The pin-out looks very much correct, you can try and run MCP2515-Loopback on your Nano 33 IoT and check if you see the following output on your serial (timestamp may differ):
[ 4232231] ID 1 DATA[0]
[ 4242479] ID 2 DATA[4] CA FE CA FE
[ 4252705] ID 3 DATA[8] CA FE CA FE CA FE CA FE
[ 4262682] ID 4 DATA[4] 21 0 0 EC
[ 4272643] ID 7FF DATA[0]
[ 4282847] ID(EXT) 80000000 DATA[0]
[ 4292947] ID(EXT) 9FFFFFFF DATA[0]
Other than that I’ve got to confirm @pavel.kirienko’s assesment, that is that UAVCAN V1 is currently not supported my any tools except pyuavcan cli. In order to clarify this and safe future early adopters the trouble I’ve augmented the repositories README with a warning.

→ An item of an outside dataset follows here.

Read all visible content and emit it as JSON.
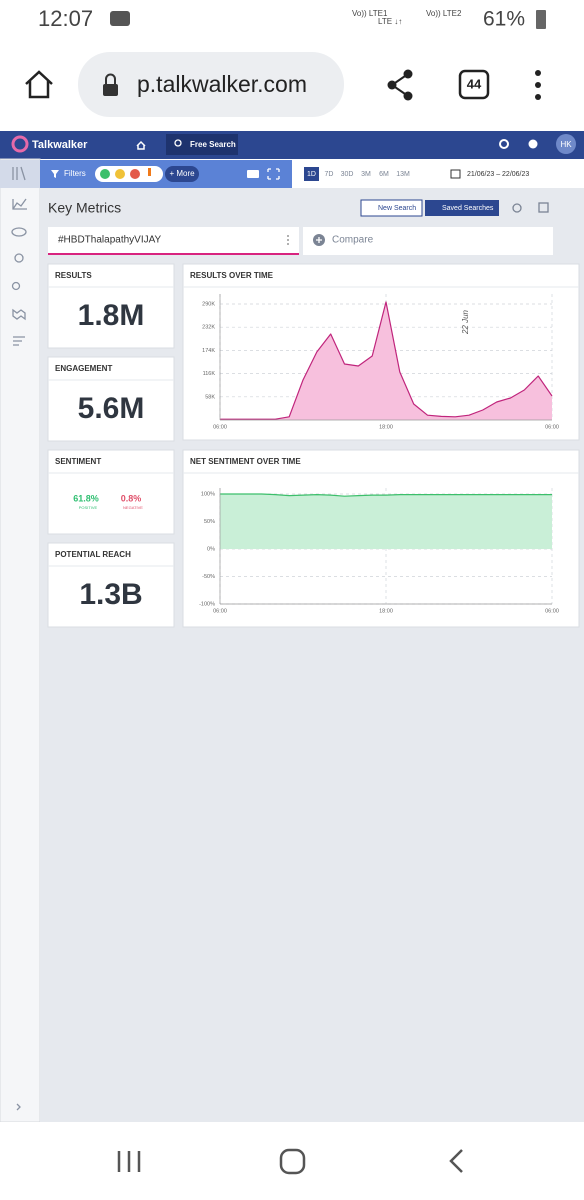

OK, MCP2515-Loopback is a good debugging tool, I found that the Arduino pin-out was not good, the nano_33_iot can’t use D7 with attachInterrupt() function. I changed it to the D9.
For general information: I’ve created a separate github project in order to untangle the UAVCAN on Arduino effort from the Viper MAV project (so far only Viper MAV was pursued and tracked within the 107-systems github org).
107-Arduino-UAVCAN:v1.3.1, the Arduino library for UAVCAN has been released. Support for ESP32 has been fixed (didn’t compile, due to erroneous macro expansion).
107-Arduino-UAVCAN:v1.4.0 has just been released. Contains all DSDL types as per public_regulated_data_types@0a773b9 and does support the community contributed Raspberry Pi RP2040 core arduino-pico. This means the library can be run on any of the RP2040 based boards provided by this core.
@pavel.kirienko I see that public_regulated_data_types#125 eliminated /reg/drone. Please advise on whether or not to update the DSDL types within 107-Arduino-UAVCAN. I’d rather avoid reinstating reg/drone within a couple of months, so I’d prefer to keep them for now as is.
It’s possible that the AVR based Arduino’s could run 107-Arduino-UAVCAN when considering raw computing and memory requirements. However, C++11 and STL support leaves much to be desired for on the AVR platform and while it should be possible to compile for AVR pulling in 3rd party libraries providing STL I wouldn’t want to bet on the performance.